YOLO divides the input images into the SxS grid. Each grid cell predicts only one object.
Look at this on a smaller scale. Divide this image into 3x3 Grid Cells(9 Grid Cells), and assign the center of the object to that grid cell. This grid cell is responsible for predicting the object.

grid image

Source="https://dzone.com/articles/understanding-object-detection-using-yolo"

Anchor Boxes

There is limitation with only having grid cells.
Say we have multiple object in the same grid cell. For instance, there is a person standing infront of a car and their bounding box centers are so close. Shall choose the person or the car.
We will solve using the concept of anchor box to detect the multiple objects centered in one grid cell.

lady infront of car

Source="https://heartbeat.fritz.ai/gentle-guide-on-how-yolo-object-localization-works-with-keras-part-2-65fe59ac12d"

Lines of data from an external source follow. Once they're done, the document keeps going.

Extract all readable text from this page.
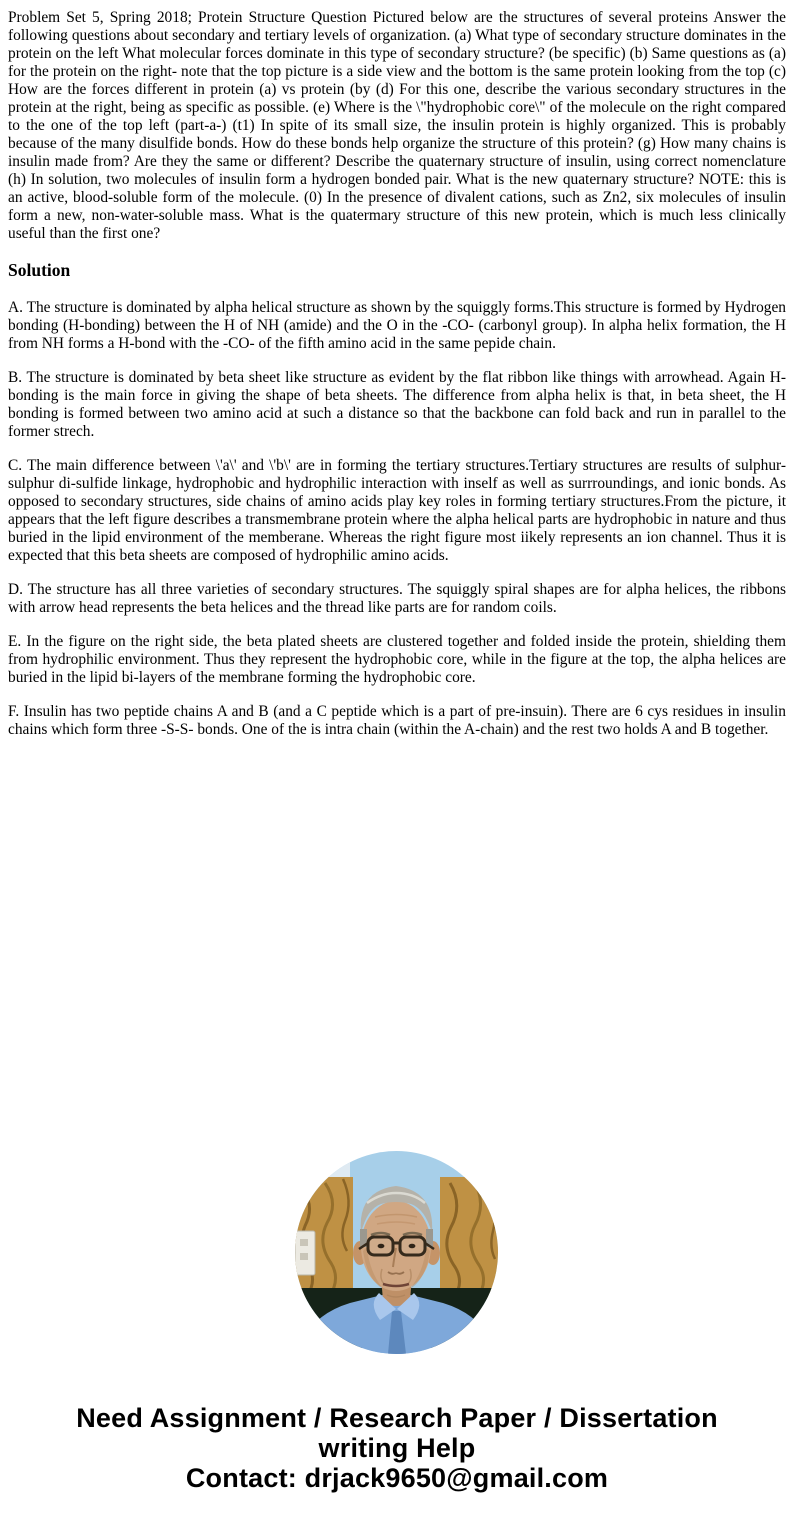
Problem Set 5, Spring 2018; Protein Structure Question Pictured below are the structures of several proteins Answer the following questions about secondary and tertiary levels of organization. (a) What type of secondary structure dominates in the protein on the left What molecular forces dominate in this type of secondary structure? (be specific) (b) Same questions as (a) for the protein on the right- note that the top picture is a side view and the bottom is the same protein looking from the top (c) How are the forces different in protein (a) vs protein (by (d) For this one, describe the various secondary structures in the protein at the right, being as specific as possible. (e) Where is the \"hydrophobic core\" of the molecule on the right compared to the one of the top left (part-a-) (t1) In spite of its small size, the insulin protein is highly organized. This is probably because of the many disulfide bonds. How do these bonds help organize the structure of this protein? (g) How many chains is insulin made from? Are they the same or different? Describe the quaternary structure of insulin, using correct nomenclature (h) In solution, two molecules of insulin form a hydrogen bonded pair. What is the new quaternary structure? NOTE: this is an active, blood-soluble form of the molecule. (0) In the presence of divalent cations, such as Zn2, six molecules of insulin form a new, non-water-soluble mass. What is the quatermary structure of this new protein, which is much less clinically useful than the first one?

Solution

A. The structure is dominated by alpha helical structure as shown by the squiggly forms.This structure is formed by Hydrogen bonding (H-bonding) between the H of NH (amide) and the O in the -CO- (carbonyl group). In alpha helix formation, the H from NH forms a H-bond with the -CO- of the fifth amino acid in the same pepide chain.

B. The structure is dominated by beta sheet like structure as evident by the flat ribbon like things with arrowhead. Again H-bonding is the main force in giving the shape of beta sheets. The difference from alpha helix is that, in beta sheet, the H bonding is formed between two amino acid at such a distance so that the backbone can fold back and run in parallel to the former strech.

C. The main difference between \'a\' and \'b\' are in forming the tertiary structures.Tertiary structures are results of sulphur-sulphur di-sulfide linkage, hydrophobic and hydrophilic interaction with inself as well as surrroundings, and ionic bonds. As opposed to secondary structures, side chains of amino acids play key roles in forming tertiary structures.From the picture, it appears that the left figure describes a transmembrane protein where the alpha helical parts are hydrophobic in nature and thus buried in the lipid environment of the memberane. Whereas the right figure most iikely represents an ion channel. Thus it is expected that this beta sheets are composed of hydrophilic amino acids.

D. The structure has all three varieties of secondary structures. The squiggly spiral shapes are for alpha helices, the ribbons with arrow head represents the beta helices and the thread like parts are for random coils.

E. In the figure on the right side, the beta plated sheets are clustered together and folded inside the protein, shielding them from hydrophilic environment. Thus they represent the hydrophobic core, while in the figure at the top, the alpha helices are buried in the lipid bi-layers of the membrane forming the hydrophobic core.

F. Insulin has two peptide chains A and B (and a C peptide which is a part of pre-insuin). There are 6 cys residues in insulin chains which form three -S-S- bonds. One of the is intra chain (within the A-chain) and the rest two holds A and B together.

Need Assignment / Research Paper / Dissertation
writing Help
Contact: drjack9650@gmail.com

Choosing anchor boxes with two different shapes because we make decision as to which object is put in which anchor box we look at their shapes, noting similar object's bounding box shape is to the shape of the anchor box. For the above example, the person is associated with the tall anchor box since their shape is similar.
As a result, the output of one grid will be extended to contain information for two anchor boxes.
For example, the center grid cell in the image now has 8x2 output labels in total , as shown below ->3x3x16

The General Formula

(NxN)x[num_anchors x (5+num_classes)]

Evaluation metric

Instead of defining a box by its center point, width and height, let's define it using its two corners(upper left and lower right):(x1,y1,x2,y2)
To compute the interaction of two boxes, we start off by finding the intersection area's two corners.

Source="https://www.pyimagesearch.com/2016/11/07/intersection-over-union-iou-for-object-detection/"

Non-max Suppression

Non-max suppression is a common algorithm used for cleaning up when multiple grid cells are predicted the same object.
For example, the model outputs three predictions for the truck in the center. There are three bounding boxes,but we only need one. The thicker the predicted bounding boxes, the more confident the prediction is that means a higher pc value.